The performances are dedicated but given little room to maneuver within their various psychological cages. As both daughter and mother, employee and employer, tormentor and tormented, Piedade is the pivot point through which so much of the film’s unhappy energies flow, and thus only ever seems allowed that one, stricken expression. Costume designer Silvia Siopa, however, does a fine job with Piedade’s wardrobe, which is all autumnal dresses and skirt-and-blouse combos that, like the hotel, look well-made but not exactly fashionable, and seem to smell faintly of mothballs. 

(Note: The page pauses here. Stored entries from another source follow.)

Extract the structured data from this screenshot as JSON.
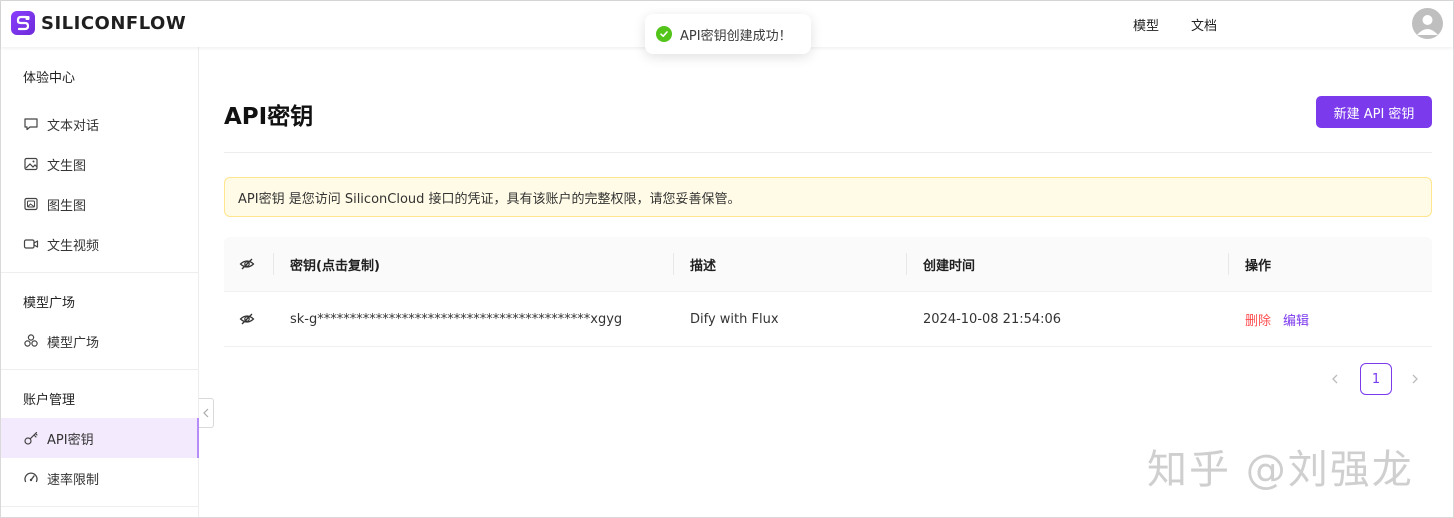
{
  "app": {
    "brand": "SILICONFLOW",
    "brand_color": "#7c3aed"
  },
  "header": {
    "nav": [
      "模型",
      "文档"
    ]
  },
  "toast": {
    "message": "API密钥创建成功！",
    "type": "success"
  },
  "sidebar": {
    "groups": [
      {
        "title": "体验中心",
        "items": [
          {
            "label": "文本对话",
            "icon": "chat-icon"
          },
          {
            "label": "文生图",
            "icon": "image-icon"
          },
          {
            "label": "图生图",
            "icon": "image-edit-icon"
          },
          {
            "label": "文生视频",
            "icon": "video-icon"
          }
        ]
      },
      {
        "title": "模型广场",
        "items": [
          {
            "label": "模型广场",
            "icon": "models-icon"
          }
        ]
      },
      {
        "title": "账户管理",
        "items": [
          {
            "label": "API密钥",
            "icon": "key-icon",
            "active": true
          },
          {
            "label": "速率限制",
            "icon": "gauge-icon"
          }
        ]
      }
    ]
  },
  "main": {
    "title": "API密钥",
    "new_key_button": "新建 API 密钥",
    "alert": "API密钥 是您访问 SiliconCloud 接口的凭证，具有该账户的完整权限，请您妥善保管。",
    "table": {
      "columns": [
        "密钥(点击复制)",
        "描述",
        "创建时间",
        "操作"
      ],
      "rows": [
        {
          "key": "sk-g******************************************xgyg",
          "description": "Dify with Flux",
          "created": "2024-10-08 21:54:06",
          "actions": [
            "删除",
            "编辑"
          ]
        }
      ]
    },
    "pagination": {
      "current": "1"
    }
  },
  "watermark": "知乎 @刘强龙"
}
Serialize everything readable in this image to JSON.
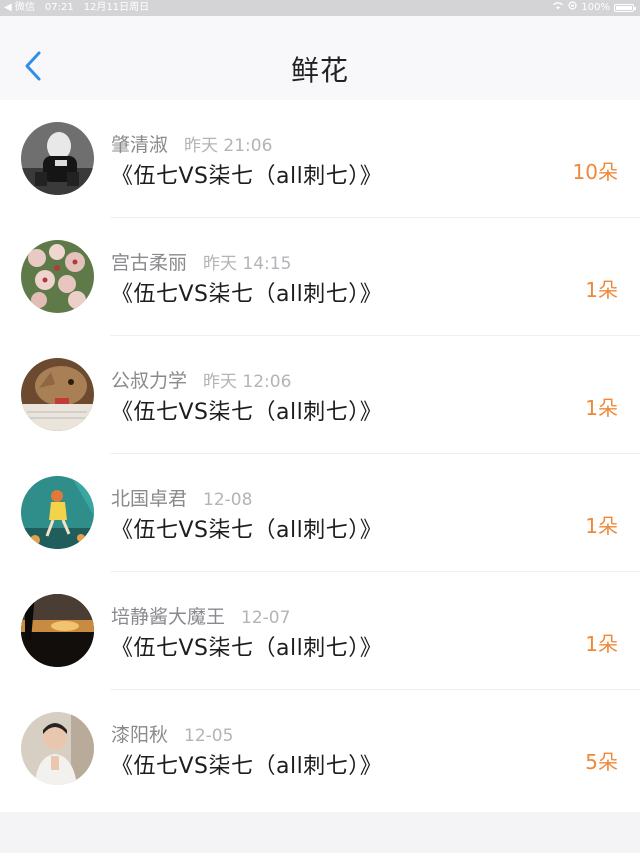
{
  "status_bar": {
    "carrier": "◀ 微信",
    "time": "07:21",
    "date": "12月11日周日",
    "battery": "100%"
  },
  "nav": {
    "title": "鲜花",
    "back_icon": "chevron-left-icon",
    "accent_color": "#2f8fe8"
  },
  "items": [
    {
      "name": "肇清淑",
      "time": "昨天 21:06",
      "work": "《伍七VS柒七（all刺七）》",
      "count": "10朵"
    },
    {
      "name": "宫古柔丽",
      "time": "昨天 14:15",
      "work": "《伍七VS柒七（all刺七）》",
      "count": "1朵"
    },
    {
      "name": "公叔力学",
      "time": "昨天 12:06",
      "work": "《伍七VS柒七（all刺七）》",
      "count": "1朵"
    },
    {
      "name": "北国卓君",
      "time": "12-08",
      "work": "《伍七VS柒七（all刺七）》",
      "count": "1朵"
    },
    {
      "name": "培静酱大魔王",
      "time": "12-07",
      "work": "《伍七VS柒七（all刺七）》",
      "count": "1朵"
    },
    {
      "name": "漆阳秋",
      "time": "12-05",
      "work": "《伍七VS柒七（all刺七）》",
      "count": "5朵"
    }
  ],
  "colors": {
    "count": "#f0883a",
    "name": "#8a8a8e",
    "time": "#b4b4b8"
  }
}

It’s very possible that Canijo thinks men are the worst too. Perhaps the male hotel guests briefly glimpsed checking in, or dining in the hotel restaurant, will come in for similarly negative assessment in “Living Bad.” (Very likely, in fact, considering it’s apparently based on plays by Strindberg, not known for his chirpiness about the human condition.) But if so, it makes the decision to stretch out and separate these stories into two films — of over two hours each — even more perplexing, leaving this distaff version open to charges of the kind of sexism that imagines women, when left alone together, inevitably devolve into shrewish, mutually resentful scolds. Of course, combining the films into one would fundamentally alter the depressive DNA of “Bad Living,” because guests always have an ace up their sleeve. They can check out any time they like; these women can never leave.